P.-A. Liégé, op, insistait sur la nécessité de repérer le « noyau » de la foi, articulé autour de l’expérience chrétienne fondamentale dont témoigne le Nouveau Testament. S’instaure alors une « hiérarchie des vérités ». L’expérience chrétienne fondamentale prend diverses formes dans le Nouveau Testament, en fonction des questionnements, des modes de représentation, de pensée et de langage qui étaient ceux d’un temps et d’un milieu socioculturel. Dieu n’a pas partout et à tous les âges le même sens. La tâche d’une foi critique est alors de rapporter cette expérience fondamentale à quelques éléments essentiels : l’universalité du salut, un message de libération qui se vérifie dans une pratique, et la résurrection comme promesse d’accomplissement de l’histoire. Tout l’enjeu pour une « foi critique » consisterait à corréler la tradition de l’expérience chrétienne et nos expériences présentes.

Michel Meslin a évoqué un « mystère du christianisme » qui peut s’inculturer dans diverses cultures « en ne s’identifiant à aucune ». Il ajoute : « De fait, la réalité de toute inculturation du christianisme repose sur la réalité théologale de l’Incarnation d’une Bonne Nouvelle et d’une nouvelle vie déjà réalisée en la personne du Seigneur, et que l’Église doit réaliser, hic et nunc, dans la diversité des cultures humaines. »

Cette image de l’Incarnation hante l’ensemble de ces perspectives. L’idée d’une « irruption de l’absolu dans la contingence » marque la manière dont est comprise la permanence de l’Évangile à travers les diverses figures historiques du christianisme. Le christianisme c’est l’Évangile incarné dans des cultures. Claude Geffré écrivait : « L’Évangile doit demeurer une Bonne Nouvelle tout en devenant, jusqu’à un certain point, un fait de culture ». L’image de l’Incarnation sauvegarde ainsi la distance permettant d’« opérer un discernement entre ce qui appartient à la révélation elle-même et ce qui relève du véhicule culturel d’une époque », c’est-à-dire la démythologisation. Mais elle le fait au prix d’une distinction onéreuse entre « le message chrétien » et son « véhicule culturel ».
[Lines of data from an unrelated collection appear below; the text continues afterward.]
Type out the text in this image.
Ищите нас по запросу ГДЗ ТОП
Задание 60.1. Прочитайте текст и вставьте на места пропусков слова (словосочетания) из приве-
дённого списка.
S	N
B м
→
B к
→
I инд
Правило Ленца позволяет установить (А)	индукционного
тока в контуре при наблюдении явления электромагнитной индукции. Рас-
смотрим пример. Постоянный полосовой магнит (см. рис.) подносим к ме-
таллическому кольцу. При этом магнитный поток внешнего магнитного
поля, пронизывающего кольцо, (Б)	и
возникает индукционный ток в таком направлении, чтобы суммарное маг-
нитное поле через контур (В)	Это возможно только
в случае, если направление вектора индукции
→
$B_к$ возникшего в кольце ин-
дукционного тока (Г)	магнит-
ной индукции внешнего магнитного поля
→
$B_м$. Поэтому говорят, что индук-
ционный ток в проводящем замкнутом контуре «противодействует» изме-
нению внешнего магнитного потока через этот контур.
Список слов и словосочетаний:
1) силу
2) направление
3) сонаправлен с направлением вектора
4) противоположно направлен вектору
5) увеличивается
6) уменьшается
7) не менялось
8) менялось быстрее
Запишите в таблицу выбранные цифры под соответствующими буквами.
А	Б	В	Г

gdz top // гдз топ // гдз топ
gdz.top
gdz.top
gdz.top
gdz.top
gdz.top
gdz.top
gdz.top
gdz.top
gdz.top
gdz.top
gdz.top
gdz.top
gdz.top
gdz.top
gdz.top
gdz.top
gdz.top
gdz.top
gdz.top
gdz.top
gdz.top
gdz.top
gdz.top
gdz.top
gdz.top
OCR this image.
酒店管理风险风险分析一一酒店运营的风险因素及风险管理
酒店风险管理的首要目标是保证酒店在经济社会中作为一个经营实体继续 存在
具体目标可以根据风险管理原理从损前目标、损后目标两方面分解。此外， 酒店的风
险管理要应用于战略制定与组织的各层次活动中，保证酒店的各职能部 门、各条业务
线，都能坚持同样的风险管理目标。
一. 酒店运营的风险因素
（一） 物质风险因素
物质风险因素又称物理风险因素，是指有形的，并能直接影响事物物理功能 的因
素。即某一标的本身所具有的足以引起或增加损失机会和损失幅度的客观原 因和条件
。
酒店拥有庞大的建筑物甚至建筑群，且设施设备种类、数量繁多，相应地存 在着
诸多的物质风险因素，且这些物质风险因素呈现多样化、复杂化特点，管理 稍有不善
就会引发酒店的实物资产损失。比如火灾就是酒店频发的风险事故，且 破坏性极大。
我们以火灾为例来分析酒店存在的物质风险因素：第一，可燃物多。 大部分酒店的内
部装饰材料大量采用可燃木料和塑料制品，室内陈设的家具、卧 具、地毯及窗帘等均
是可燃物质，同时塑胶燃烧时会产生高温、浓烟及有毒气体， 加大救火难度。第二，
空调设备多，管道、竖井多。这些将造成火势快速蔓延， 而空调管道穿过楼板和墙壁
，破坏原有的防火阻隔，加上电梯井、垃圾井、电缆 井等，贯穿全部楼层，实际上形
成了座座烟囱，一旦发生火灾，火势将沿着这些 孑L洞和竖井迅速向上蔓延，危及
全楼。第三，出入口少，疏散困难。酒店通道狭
On peut se demander si cette distinction n’est pas finalement ruineuse. Il n’y a pas de moment « pré-culturel » de l’Évangile. On demeure dans une dynamique culturelle, celle d’un peuple particulier, à un moment de son histoire. On ne rencontre l’Évangile qu’au sein d’histoires et de cultures particulières, qui ne sont pas tant des « véhicules » que la chair même de l’Évangile, ses lieux de vérité. Toute tentative de nommer cet Évangile qui « s’incarne » dans les cultures ne produit fatalement qu’une interprétation culturelle de l’Évangile, qui porte à sa manière le message évangélique universel.

C’est un danger de chercher à nommer les traits essentiels de « l’expérience chrétienne fondamentale ». Ceux que dégage Claude Geffré correspondent certes aux urgences de notre époque ; l’existence d’un Dieu unique, celle d’une vie après la mort, le péché originel, le salut de l’âme, etc. De fil en aiguille, toute la trame du christianisme réel y passerait. Il y a un « noyau dur »  autour duquel une dramatique se déroule à même la chair vécue de toute expérience chrétienne particulière.

Geffré intégrait bien tout cela. Il écrivait : « Il n’y a pas de message chrétien chimiquement pur qui ne soit déjà « traduit dans une culture » (1), puis peu plus tard : « Aujourd’hui comme hier, dans la rencontre du christianisme et des cultures, il s’agit toujours du choc de deux cultures. Le christianisme est toujours déjà historiquement un christianisme inculturé. » Mais il n’en parle pas moins, du même souffle, d’une « nouveauté radicale de l’Évangile » portée par un « véhicule culturel ».

Gérard Leroy, le 5 février 2021

 

(1) C. Geffré, Le christianisme au risque de l’interprétation, éd. du Cerf, 1988.